Лейт фонтанировал идеями, а я слушала его вполуха и всё думала, где может быть спрятана эбеновая шкатулка с её загадочным содержимым. Может, её вообще здесь нет, а если и есть, то охраняется такими чарами, о которых я не имею ни малейшего понятия. Раз уж в ней хранится что-то настолько ценное и важное. Мне не терпелось выяснить, что же именно. Доказательства вины Кристофера? Но зачем бы ему их хранить?
С каждым днём вопросов становилось всё больше, как и загадок. И всё меньше ясности. И в голове, и в сердце.
На этой мысли я запнулась и усилием воли вернула себя к мистеру Лейту. Он как раз говорил что-то про слоновую кость в интерьере ванной комнаты, а я рассеянно кивала, со всем соглашаясь.
— Замечательно, мистер Лейт. Мне всё нравится.
К концу нашего с ним общения уровень энтузиазма в художнике просто зашкаливал.
— Когда изволите начинать, ваша светлость? — поинтересовался он, уже прощаясь.
— Как насчёт завтра?
Мужчина просиял:
— Чудесно! Просто прекрасно! — и в предвкушении потёр руки. — Не терпится превратить этот… хороший дом в роскошный дворец, достойный такой изысканной леди, как вы, ваша светлость.

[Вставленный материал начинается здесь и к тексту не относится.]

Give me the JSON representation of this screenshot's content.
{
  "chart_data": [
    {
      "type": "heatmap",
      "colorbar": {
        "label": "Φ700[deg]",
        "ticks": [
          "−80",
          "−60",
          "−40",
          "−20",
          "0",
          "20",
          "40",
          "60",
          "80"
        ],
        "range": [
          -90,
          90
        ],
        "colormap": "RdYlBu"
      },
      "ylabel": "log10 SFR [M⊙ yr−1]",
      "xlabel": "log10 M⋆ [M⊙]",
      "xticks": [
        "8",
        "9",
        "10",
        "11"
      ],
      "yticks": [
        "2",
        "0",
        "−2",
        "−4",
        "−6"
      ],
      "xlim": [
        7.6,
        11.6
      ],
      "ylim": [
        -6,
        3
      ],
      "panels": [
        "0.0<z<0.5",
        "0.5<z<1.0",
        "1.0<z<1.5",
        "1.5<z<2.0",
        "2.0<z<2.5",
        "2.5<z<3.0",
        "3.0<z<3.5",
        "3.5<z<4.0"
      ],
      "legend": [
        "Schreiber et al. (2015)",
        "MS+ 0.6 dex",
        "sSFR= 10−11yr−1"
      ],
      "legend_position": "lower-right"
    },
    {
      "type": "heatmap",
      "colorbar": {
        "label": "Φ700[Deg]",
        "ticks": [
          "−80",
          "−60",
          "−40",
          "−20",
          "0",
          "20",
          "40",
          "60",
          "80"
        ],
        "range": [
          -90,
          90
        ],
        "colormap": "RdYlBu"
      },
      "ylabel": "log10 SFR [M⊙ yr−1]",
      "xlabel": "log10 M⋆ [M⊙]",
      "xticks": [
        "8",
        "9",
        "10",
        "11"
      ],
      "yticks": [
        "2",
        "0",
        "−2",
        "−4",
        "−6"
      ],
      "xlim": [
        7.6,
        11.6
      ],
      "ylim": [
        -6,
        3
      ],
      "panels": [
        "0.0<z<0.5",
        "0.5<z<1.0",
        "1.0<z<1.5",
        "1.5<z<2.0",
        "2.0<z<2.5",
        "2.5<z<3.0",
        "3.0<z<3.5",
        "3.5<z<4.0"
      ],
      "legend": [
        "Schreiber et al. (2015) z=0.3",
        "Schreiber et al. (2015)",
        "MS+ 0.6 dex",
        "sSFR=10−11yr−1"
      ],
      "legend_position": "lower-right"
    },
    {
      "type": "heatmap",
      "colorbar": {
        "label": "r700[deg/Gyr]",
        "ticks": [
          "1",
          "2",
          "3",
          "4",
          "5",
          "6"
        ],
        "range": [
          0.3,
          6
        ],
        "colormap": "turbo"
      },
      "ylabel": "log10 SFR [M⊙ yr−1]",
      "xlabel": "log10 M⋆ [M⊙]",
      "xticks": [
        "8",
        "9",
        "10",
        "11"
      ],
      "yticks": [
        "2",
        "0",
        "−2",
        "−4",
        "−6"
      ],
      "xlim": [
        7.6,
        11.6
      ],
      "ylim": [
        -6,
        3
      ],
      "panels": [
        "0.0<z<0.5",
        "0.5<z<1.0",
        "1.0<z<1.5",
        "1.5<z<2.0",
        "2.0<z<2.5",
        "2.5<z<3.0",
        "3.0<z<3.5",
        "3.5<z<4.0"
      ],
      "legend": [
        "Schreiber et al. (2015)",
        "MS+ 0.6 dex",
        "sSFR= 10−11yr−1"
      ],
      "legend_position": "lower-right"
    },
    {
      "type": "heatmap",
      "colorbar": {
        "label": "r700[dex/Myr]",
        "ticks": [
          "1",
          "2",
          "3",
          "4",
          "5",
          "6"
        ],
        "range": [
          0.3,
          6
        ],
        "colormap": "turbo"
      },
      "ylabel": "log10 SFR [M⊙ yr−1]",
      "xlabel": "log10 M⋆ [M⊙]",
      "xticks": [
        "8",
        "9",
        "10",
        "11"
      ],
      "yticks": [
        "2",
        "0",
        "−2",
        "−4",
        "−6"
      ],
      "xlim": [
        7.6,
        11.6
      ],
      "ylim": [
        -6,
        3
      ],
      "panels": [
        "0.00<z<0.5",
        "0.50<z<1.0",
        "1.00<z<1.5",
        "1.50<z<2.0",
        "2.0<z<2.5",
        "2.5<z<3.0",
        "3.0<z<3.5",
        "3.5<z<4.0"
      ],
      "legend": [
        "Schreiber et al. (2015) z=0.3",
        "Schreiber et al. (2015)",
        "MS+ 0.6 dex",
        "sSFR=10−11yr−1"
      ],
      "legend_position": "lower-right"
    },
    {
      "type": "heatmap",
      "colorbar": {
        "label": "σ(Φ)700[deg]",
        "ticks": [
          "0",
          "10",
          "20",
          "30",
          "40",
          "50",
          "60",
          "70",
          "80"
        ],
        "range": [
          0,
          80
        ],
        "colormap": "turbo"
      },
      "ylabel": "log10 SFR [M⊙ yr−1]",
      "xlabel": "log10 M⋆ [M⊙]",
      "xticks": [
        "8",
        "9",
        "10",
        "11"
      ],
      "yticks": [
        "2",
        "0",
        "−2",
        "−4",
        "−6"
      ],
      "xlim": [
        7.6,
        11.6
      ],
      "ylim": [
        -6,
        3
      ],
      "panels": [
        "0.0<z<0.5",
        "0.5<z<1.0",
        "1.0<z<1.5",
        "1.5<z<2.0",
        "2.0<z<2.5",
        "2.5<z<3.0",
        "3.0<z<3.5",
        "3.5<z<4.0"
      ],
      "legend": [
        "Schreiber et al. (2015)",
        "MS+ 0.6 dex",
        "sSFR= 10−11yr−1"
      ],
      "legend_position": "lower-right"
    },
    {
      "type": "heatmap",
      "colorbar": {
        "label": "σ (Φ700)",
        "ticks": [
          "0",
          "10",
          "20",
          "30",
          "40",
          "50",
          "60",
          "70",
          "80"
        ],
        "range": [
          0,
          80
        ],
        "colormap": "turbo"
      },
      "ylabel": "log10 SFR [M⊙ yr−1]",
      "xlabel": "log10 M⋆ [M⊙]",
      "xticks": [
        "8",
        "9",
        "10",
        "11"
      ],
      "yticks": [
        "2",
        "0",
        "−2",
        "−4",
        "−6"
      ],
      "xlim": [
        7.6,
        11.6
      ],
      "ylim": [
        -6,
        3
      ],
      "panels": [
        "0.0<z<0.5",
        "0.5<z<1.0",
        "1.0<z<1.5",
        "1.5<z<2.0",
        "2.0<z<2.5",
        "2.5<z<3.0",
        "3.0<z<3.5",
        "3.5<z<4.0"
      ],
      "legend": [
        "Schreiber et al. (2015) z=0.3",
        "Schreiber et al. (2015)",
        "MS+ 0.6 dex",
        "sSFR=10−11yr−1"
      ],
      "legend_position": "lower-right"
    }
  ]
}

— Доброй ночи, мистер Лейт.
Выпроводив за дверь не в меру перевозбуждённого художника, я поплелась наверх приводить себя в порядок и настраиваться на ещё один пыточный вечер в компании Грейстока. Но… вечера не состоялось. В том смысле, что его светлость явиться к ужину не удосужился. Мне бы радоваться, но настроение почему-то испортилось. Я ждала вестей о Шоне, надеялась услышать, что с ним всё в порядке, что Грейсток решил сдаться и перестать его третировать. Но этот паршивец дома так и не появился. Не приехал он ни в десять, ни даже в полночь.
Злая как хорд я переоделась и легла в постель, но сон не шёл. Наверное, из солидарности с Кристофером. Я даже пыталась считать маленьких хордонят, а после — крылатых пони. Никакого толку. Так и ворочалась с боку на бок, поругивая мужа и искренне жалея жокея. Не помню, когда задремала. Наверное, уже под утро.
Проснулась, когда сквозь плотно задёрнутые шторы пробивалась узкая полоска света. Проснулась, потому что мне было жарко, хоть я даже не укрывалась. Открыла глаза и поняла, отчего у меня вдруг подскочила температура. Грейсток преспокойно дрых в своей кровати (вот наглость-то!), сграбастав меня в охапку, сопя мне в шею и бесцеремонно прижимая к себе. К себе голому, судя по ощущениям. Во сне сорочка задралась… В общем, да, я правильно всё ощущала.
Грейсток заворочался, добавив мне ощущений, и я пришла к единственно верному при сложившихся обстоятельствах решению:
— А вот сейчас уже точно пора вдоветь.
Произошедшее с Купером повергло в шок всех сотрудников управления. За годы в разведке Кристофер повидал немало, но чтобы человек прямо у него на глазах рассыпался прахом — такое случилось впервые.
— Должно быть, это какая-то клятва молчания, — предположил Ирвин Калвер — один из немногих, кому Грейсток доверял безоговорочно. — Нарушишь — и можешь не беспокоиться о собственных похоронах.
— Самое отвратительное во всём этом, что он не успел назвать имя, — с досадой поморщился его светлость. — Бесполезная смерть.
— Ну да, если бы он сначала его назвал, а потом умер, всё было бы не так трагично, — хмыкнул Макмаллен.
— По крайней мере, не напрасно, — философски заметил Ирвин.